The number of individuals found in the traditional healers' clinics during data collection period and who responded those traditional healers' clinics as their first choices could indicate the contribution of traditional healers' clinics to the public health system. The number of repeated visits of these clinics by patients and number of individuals that gave information to the patients about traditional healers' clinics that might have previously visited traditional healers' clinics also demonstrated the significance of the traditional healers' clinics for the public health system in Addis Ababa. These showed that a considerable number of the population was treated by the traditional healers' clinics and hence, the contribution of these clinics to public health systems in Addis Ababa.
The majority of patients in this study preferred traditional health care clinics than modern health facilities. Females, individuals with middle-income level and those with education visited traditional healers' clinics more frequently than the rest of informants. This is in agreement with the study done in Trinidad . However, it is different from the studies conducted in California , Israel  and Colombia University  where females, those with higher education and high-income level had statistically significant association with traditional medicine use. In most studies, low income has been mentioned as the reason to visit traditional healers' clinics [9–11] whereas in this study it was not found as a determinant in visiting traditional healers' clinics since other categories were equally important, which was indicated by single sample t test distribution (Table 2).
Reasons indicated by patients that participated in the present study for using traditional medicine as their first choice when they were ill is similar to the study done in Trinidad  where efficacy of traditional medicine was the reason for choosing herbal medicine as the first line of health care option. This high efficacy perception may be because traditional medicine was embedded in the belief and culture of the society [9–11]. On the other hand, the study conducted in Addis Ababa to determine the epidemiology of herbal drug use  showed that the main reasons given for choosing herbal medicine as the first line medication option were dissatisfaction with the services of modern health institutions due to their time-consuming practice, cost and perceived efficacy. Study conducted in Nigeria  also agrees with the present study that high efficacy of traditional medicine and dissatisfaction with modern medicine were the reasons to visit traditional healers' clinics.
The study conducted in the United States  to investigate possible predictors of alternative health care use indicated that those with higher education and poorer health status were associated with alternative medicine use. This is not in agreement with the current study, however level of education had a contribution in visiting traditional healers' clinics.
A majority of patients, in this study, visiting traditional healers' clinics were associated with dermatological cases. Study conducted in Pakistan  showed that 43% of the patients preferred traditional healers for skin disorder treatment indicating that the effectiveness of the remedies given by traditional healers against dermatological diseases.

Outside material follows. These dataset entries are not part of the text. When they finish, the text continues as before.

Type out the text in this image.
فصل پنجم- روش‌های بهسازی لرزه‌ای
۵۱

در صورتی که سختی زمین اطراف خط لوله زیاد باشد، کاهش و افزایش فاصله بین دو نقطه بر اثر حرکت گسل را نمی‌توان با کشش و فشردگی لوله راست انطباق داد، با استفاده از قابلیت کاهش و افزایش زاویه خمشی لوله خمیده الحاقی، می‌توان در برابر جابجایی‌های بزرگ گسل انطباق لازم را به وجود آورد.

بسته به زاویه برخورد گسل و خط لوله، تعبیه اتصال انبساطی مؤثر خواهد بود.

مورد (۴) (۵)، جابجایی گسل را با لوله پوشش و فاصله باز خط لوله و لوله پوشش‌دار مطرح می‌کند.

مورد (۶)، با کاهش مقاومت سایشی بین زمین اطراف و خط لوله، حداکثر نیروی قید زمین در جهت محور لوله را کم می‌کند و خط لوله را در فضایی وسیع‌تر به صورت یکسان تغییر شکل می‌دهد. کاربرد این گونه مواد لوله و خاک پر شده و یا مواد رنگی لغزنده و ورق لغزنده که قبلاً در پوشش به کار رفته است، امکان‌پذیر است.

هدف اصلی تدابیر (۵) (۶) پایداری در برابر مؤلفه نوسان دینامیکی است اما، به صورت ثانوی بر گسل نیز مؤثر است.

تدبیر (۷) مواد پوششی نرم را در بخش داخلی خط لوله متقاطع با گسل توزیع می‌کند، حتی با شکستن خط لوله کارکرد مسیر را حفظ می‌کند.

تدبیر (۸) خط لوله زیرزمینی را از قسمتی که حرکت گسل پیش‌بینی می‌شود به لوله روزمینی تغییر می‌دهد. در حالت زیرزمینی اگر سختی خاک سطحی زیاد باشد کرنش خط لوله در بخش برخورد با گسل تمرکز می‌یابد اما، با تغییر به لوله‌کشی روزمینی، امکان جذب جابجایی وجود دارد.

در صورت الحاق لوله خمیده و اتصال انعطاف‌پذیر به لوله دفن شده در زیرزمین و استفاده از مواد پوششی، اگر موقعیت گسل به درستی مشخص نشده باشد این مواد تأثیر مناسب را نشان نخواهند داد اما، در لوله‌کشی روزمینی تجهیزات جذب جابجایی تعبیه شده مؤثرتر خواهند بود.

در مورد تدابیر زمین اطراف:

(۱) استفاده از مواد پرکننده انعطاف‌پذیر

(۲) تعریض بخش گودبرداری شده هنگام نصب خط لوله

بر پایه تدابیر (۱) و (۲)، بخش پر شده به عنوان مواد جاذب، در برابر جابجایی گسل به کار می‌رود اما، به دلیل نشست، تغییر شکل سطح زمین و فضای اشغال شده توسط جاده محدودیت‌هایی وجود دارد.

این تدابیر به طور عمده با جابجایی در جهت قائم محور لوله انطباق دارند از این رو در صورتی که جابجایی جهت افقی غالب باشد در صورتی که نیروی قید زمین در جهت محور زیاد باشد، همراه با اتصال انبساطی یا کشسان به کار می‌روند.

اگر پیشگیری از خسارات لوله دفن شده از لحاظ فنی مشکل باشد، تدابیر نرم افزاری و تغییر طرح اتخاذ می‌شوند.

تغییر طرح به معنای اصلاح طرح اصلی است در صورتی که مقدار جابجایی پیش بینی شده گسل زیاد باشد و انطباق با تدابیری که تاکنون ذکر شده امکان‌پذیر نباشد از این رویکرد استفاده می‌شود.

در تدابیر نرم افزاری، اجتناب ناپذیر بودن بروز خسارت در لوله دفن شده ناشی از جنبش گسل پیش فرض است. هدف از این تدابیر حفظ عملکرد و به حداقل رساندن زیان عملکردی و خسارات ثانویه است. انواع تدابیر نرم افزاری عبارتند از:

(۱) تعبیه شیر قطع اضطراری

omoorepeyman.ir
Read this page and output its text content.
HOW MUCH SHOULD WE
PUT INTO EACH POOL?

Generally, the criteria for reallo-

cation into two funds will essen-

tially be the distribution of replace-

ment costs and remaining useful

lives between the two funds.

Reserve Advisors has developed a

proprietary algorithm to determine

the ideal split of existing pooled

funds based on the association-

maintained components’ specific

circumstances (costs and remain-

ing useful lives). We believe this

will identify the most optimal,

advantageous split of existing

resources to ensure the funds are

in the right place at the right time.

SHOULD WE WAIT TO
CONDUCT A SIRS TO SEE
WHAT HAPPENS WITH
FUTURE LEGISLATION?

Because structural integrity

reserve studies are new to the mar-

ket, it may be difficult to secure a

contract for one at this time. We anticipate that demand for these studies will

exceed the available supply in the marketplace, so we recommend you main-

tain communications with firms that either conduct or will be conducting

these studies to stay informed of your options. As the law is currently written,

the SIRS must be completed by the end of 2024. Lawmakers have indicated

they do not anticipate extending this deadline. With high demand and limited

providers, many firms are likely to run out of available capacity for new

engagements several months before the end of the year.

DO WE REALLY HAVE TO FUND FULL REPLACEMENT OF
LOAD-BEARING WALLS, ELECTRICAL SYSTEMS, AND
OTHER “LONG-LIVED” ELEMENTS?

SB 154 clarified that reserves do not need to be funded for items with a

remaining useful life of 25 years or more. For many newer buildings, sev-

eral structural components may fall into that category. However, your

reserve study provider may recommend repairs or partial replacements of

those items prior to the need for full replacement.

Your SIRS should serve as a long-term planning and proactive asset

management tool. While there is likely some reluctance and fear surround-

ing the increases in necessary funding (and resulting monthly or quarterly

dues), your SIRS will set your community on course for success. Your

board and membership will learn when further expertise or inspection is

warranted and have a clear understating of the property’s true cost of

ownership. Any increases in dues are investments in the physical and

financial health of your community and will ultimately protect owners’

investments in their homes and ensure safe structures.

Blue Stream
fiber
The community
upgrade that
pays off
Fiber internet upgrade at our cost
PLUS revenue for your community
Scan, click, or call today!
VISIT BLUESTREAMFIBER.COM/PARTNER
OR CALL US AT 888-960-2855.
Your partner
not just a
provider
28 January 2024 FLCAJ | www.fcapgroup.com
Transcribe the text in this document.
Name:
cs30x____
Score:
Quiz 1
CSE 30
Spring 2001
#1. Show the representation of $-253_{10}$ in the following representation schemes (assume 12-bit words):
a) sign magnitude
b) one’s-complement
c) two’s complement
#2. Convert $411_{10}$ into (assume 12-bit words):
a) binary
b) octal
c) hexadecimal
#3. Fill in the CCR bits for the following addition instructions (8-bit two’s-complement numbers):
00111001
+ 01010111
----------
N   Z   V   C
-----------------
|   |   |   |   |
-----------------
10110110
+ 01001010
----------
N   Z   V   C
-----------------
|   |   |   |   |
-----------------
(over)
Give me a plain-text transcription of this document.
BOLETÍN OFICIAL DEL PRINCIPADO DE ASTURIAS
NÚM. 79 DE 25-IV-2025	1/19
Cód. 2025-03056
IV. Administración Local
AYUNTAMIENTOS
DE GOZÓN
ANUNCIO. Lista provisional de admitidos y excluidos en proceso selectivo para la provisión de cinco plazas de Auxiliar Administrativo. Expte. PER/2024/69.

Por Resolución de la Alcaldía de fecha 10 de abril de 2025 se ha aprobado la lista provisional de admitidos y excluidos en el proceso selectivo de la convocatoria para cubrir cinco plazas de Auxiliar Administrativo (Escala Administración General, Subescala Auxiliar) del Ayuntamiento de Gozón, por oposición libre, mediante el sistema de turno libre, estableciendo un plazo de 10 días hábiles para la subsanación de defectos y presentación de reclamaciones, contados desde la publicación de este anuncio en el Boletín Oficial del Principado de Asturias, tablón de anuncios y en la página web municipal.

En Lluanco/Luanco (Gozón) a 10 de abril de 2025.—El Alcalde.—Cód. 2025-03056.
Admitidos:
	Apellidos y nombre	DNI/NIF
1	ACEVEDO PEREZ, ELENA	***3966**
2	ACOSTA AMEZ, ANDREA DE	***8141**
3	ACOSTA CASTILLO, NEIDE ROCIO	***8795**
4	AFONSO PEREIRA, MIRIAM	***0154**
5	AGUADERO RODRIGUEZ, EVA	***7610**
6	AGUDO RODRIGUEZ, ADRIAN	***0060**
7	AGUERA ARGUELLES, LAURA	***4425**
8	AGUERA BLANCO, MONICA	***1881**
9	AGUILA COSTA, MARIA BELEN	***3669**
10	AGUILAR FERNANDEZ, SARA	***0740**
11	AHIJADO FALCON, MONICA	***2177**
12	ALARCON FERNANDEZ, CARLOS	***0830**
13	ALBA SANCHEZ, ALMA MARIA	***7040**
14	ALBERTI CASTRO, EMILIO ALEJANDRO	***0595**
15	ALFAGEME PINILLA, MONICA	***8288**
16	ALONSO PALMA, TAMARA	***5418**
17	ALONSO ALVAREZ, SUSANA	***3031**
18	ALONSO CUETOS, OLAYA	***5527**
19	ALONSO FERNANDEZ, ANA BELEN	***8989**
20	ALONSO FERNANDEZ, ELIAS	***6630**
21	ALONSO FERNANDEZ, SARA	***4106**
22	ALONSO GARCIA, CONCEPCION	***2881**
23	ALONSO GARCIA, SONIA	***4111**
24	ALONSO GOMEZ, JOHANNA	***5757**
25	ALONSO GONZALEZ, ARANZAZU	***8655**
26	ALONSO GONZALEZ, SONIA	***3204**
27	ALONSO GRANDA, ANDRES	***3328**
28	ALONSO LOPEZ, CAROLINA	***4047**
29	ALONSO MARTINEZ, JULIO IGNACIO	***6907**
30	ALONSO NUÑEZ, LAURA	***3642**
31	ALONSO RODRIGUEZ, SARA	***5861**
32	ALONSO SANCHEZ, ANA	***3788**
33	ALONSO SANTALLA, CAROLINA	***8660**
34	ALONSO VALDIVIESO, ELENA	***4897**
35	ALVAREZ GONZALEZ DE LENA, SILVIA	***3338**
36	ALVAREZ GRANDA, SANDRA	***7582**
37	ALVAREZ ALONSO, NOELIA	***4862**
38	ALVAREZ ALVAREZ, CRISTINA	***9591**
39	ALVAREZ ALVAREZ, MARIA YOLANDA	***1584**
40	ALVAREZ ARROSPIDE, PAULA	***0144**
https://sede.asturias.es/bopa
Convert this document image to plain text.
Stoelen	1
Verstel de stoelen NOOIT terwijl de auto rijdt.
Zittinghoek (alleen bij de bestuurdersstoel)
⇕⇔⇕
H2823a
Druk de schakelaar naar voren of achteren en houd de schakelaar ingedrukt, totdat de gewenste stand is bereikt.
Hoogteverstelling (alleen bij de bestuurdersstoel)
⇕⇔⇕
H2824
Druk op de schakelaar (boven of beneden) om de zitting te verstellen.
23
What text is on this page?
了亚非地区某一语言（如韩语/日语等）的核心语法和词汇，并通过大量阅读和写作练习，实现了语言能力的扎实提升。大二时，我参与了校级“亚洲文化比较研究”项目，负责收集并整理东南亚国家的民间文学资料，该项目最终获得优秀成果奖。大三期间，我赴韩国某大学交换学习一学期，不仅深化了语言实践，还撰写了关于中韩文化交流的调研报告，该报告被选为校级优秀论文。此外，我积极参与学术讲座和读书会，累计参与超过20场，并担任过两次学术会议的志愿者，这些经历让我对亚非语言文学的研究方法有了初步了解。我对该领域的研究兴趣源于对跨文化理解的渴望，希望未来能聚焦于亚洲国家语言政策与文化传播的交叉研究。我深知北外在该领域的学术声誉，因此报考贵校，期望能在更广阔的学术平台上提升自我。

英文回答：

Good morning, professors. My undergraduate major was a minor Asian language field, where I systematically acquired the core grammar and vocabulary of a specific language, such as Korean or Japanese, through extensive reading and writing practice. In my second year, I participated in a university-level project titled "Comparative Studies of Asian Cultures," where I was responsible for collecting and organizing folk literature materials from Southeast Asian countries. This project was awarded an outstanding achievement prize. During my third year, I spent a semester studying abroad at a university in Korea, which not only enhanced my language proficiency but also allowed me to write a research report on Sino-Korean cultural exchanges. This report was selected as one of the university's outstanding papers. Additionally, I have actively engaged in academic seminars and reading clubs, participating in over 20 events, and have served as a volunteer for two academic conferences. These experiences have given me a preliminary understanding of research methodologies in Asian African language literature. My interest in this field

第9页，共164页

The finding of this study that majority of patients were satisfied after being treated by traditional healers is corroborated by the study conducted in Zambia  and Tanzania . The study conducted in Nigeria  indicated that 33.4% of the respondents reported that herbal medicines had no adverse effects though lower than the current study. The difference could be due to the variation in the dosage and the type of herbs used.
The source of the healers' knowledge in this study is similar to the study conducted in Tanzania  where for 41.9% of the healers were their families. On the other hand most healers in Tanzania kept patient records containing demographic, diagnosis and treatment data whereas in the current study none of the healers kept patient records. The healers in the current study followed traditional treatment systems. Healers in Tanzania  agree in diagnosis of patients with this study though they also use laboratory test results made in the hospital in addition to history taking, physical diagnosis, and divination to identify diseases.
In the current study, only one healer referred his patients to modern medicine but the study done in Tanzania (27) showed that almost all healers referred their patients to hospitals when they failed with their own treatment. This difference may be because absence of collaboration and lack of training of traditional healers in Addis Ababa.